El sector transporte de Lima y Callao se encuentra nuevamente al borde de la paralización. Martín Ojeda, portavoz de los gremios de los conos de la capital, confirmó que la próxima semana se ejecutará una “medida de fuerza” contundente, que podría consistir en un paro de 48 horas o un plantón masivo. La decisión definitiva se tomará esta tarde, jueves 8 de enero, en una reunión clave entre los principales dirigentes del sector.
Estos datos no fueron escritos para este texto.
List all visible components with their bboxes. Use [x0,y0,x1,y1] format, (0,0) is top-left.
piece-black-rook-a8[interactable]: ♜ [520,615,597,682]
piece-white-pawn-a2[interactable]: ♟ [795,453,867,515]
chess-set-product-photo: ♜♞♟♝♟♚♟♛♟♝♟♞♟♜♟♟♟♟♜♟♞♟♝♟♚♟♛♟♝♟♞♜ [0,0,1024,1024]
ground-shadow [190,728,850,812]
La indignación de los transportistas se ha desbordado tras los violentos ataques registrados en los primeros siete días del año. El detonante más reciente fue el atentado contra un conductor de la línea R-28 en Lurín, quien resultó herido de bala en el cuello. Según Ojeda, las empresas Nor Lima, El Nazareno, Huáscar, La 41, entre otras, han sido blanco constante de extorsionadores, lo que demuestra que los acuerdos de seguridad pactados con el Gobierno el año pasado han fracasado en la práctica.
“Falta de prevención” en las comisarías
A pesar de reconocer el esfuerzo de algunas unidades de investigación de la PNP, el gremio critica duramente la labor preventiva. “Mientras la Dirección de Lucha contra la Extorsión hace capturas, las áreas de prevención de las comisarías están haciendo poco o nada”, señaló Ojeda. El dirigente enfatizó que la protesta no es un ataque político contra el Ejecutivo, sino un grito de auxilio ante la falta de estrategias efectivas para proteger la vida de los choferes en los paraderos y rutas críticas.
Cronograma de la protesta
- Jueves 8 de enero (tarde): Reunión final para definir la fecha exacta y si será un “apagado de motores” o un plantón.
- Viernes 9 de enero: Conferencia de prensa oficial para anunciar los detalles de la paralización a nivel metropolitano.
- Próxima semana: Ejecución de la medida de fuerza de 48 horas.
El gremio advierte que la situación es insostenible, pues el pago de cupos se ha triplicado y el costo de no pagar es, literalmente, la vida. Se espera que mañana se brinden los puntos de concentración y las empresas que se sumarán a esta protesta que amenaza con colapsar el tránsito en la ciudad.